Each Party agrees from time to time to perform any further acts and execute and deliver any further documents and instruments and do or refrain from doing all such further acts and things as may from time to time reasonably be requested by the other Parties to carry out effectively or better evidence or perfect the true spirit, intent, meaning and purpose of these Conditions.
NO PARTNERSHIP OR AGENCY
Nothing in this agreement is intended to, or shall be deemed to, establish any partnership or joint venture between any of the Parties or constitute any Party the agent of another Party.
DISPUTES BETWEEN USERS
The illegality, invalidity or unenforceability of any provision of these Conditions under the law of any jurisdiction shall not affect its legality, validity or enforceability under the law of any other jurisdiction nor the legality, validity or enforceability of any other provision.
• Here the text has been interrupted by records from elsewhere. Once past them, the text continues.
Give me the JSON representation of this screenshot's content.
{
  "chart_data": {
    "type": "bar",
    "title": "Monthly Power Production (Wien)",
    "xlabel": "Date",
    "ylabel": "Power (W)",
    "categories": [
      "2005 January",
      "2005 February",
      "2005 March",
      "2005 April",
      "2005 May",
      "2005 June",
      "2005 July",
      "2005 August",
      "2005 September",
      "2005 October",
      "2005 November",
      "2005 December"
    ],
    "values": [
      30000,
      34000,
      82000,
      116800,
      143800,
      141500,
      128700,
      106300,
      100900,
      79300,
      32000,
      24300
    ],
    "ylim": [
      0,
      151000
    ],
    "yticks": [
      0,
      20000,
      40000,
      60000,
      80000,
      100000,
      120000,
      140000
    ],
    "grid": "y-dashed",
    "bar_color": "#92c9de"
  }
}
Each of the Parties confirms that it has has the opportunity to seek independent legal advice relating to all the matters provided for in these Conditions and agrees that (a) there shall be no presumption that any ambiguity in these Conditions should be construed in favour of or against any Party solely as a result of such Party’s actual or alleged role in the drafting of these Conditions, and (b) the provisions of these Conditions and all documents entered into pursuant to these Conditions are fair and reasonable.
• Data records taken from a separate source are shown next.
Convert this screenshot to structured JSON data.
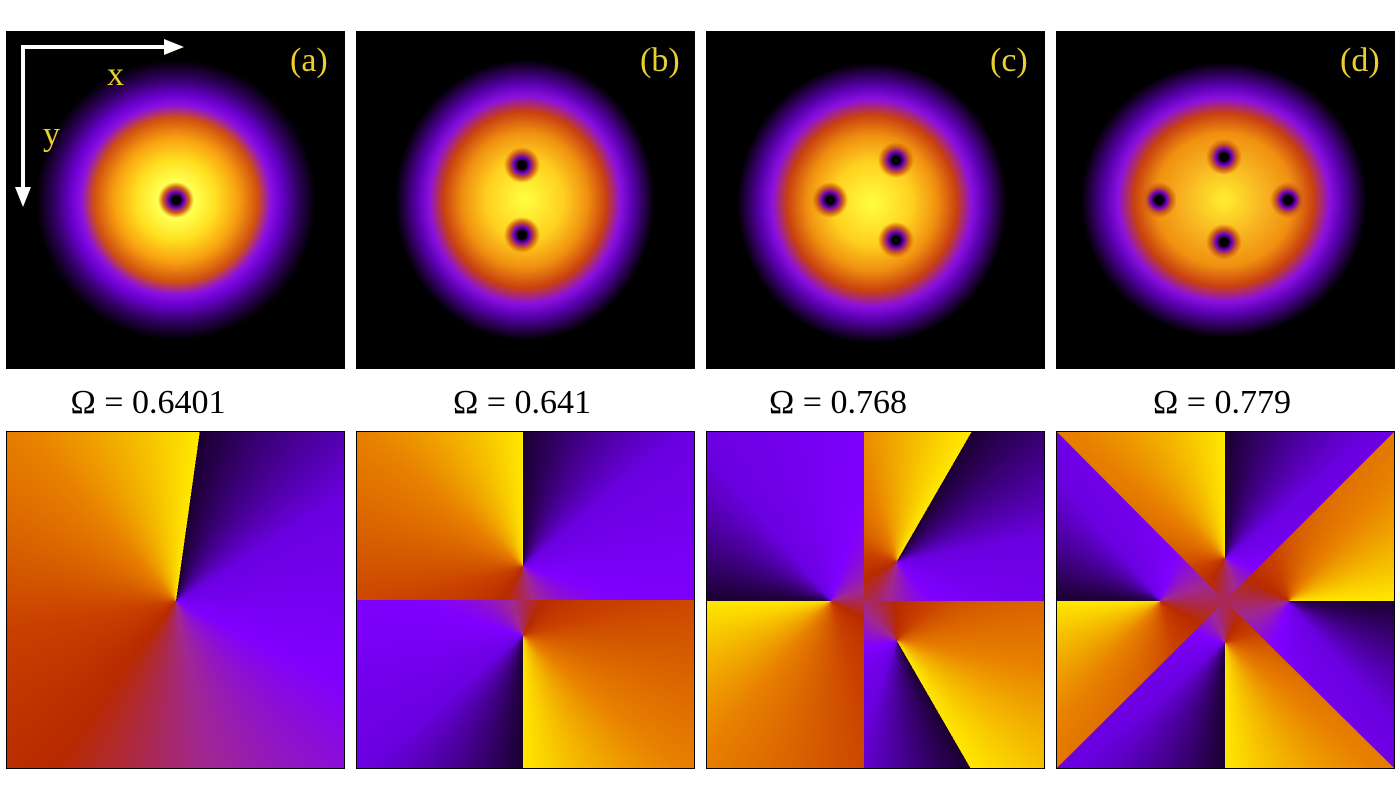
{
  "panels": [
    {
      "label": "(a)",
      "omega": "Ω = 0.6401"
    },
    {
      "label": "(b)",
      "omega": "Ω = 0.641"
    },
    {
      "label": "(c)",
      "omega": "Ω = 0.768"
    },
    {
      "label": "(d)",
      "omega": "Ω = 0.779"
    }
  ],
  "axes": {
    "x": "x",
    "y": "y"
  }
}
These Conditions constitute the whole agreement between the Parties relating to its subject matter and (save as otherwise provided) supersede and extinguish any prior drafts, agreements, undertakings, representations, warranties, assurances and arrangements of any nature, whether in writing or oral, relating to such subject matter.
The Group shall not be liable for any failure, delay or variation in the performance of its obligations under these Conditions if such failure, delay or variation is caused by any Force Majeure Event.
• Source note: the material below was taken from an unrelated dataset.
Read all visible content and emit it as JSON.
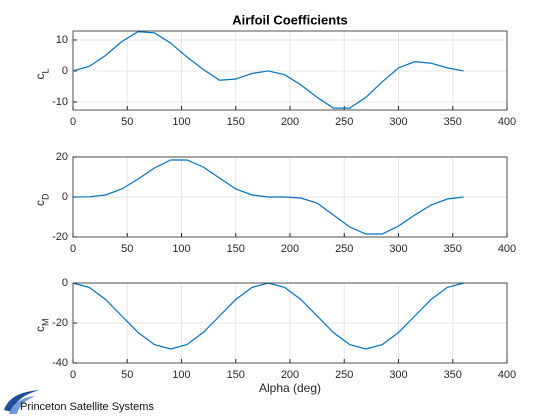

The User may not assign or transfer all or part of his rights or obligations under these Conditions.
REMEDIES AND WAIVER
No failure on the part of any Party to exercise, and no delay on its part in exercising, any right or remedy under these Conditions will operate as a release or waiver thereof, and any single or partial exercise of any right or remedy shall not preclude any other or further exercise thereof or the exercise of any other right or remedy. The rights provided in these Conditions are cumulative and not exclusive of any rights or remedies provided by law.
NO RIGHTS OF THIRD PARTIES
No term of these Conditions is enforceable by a person who is not a Party to these Conditions.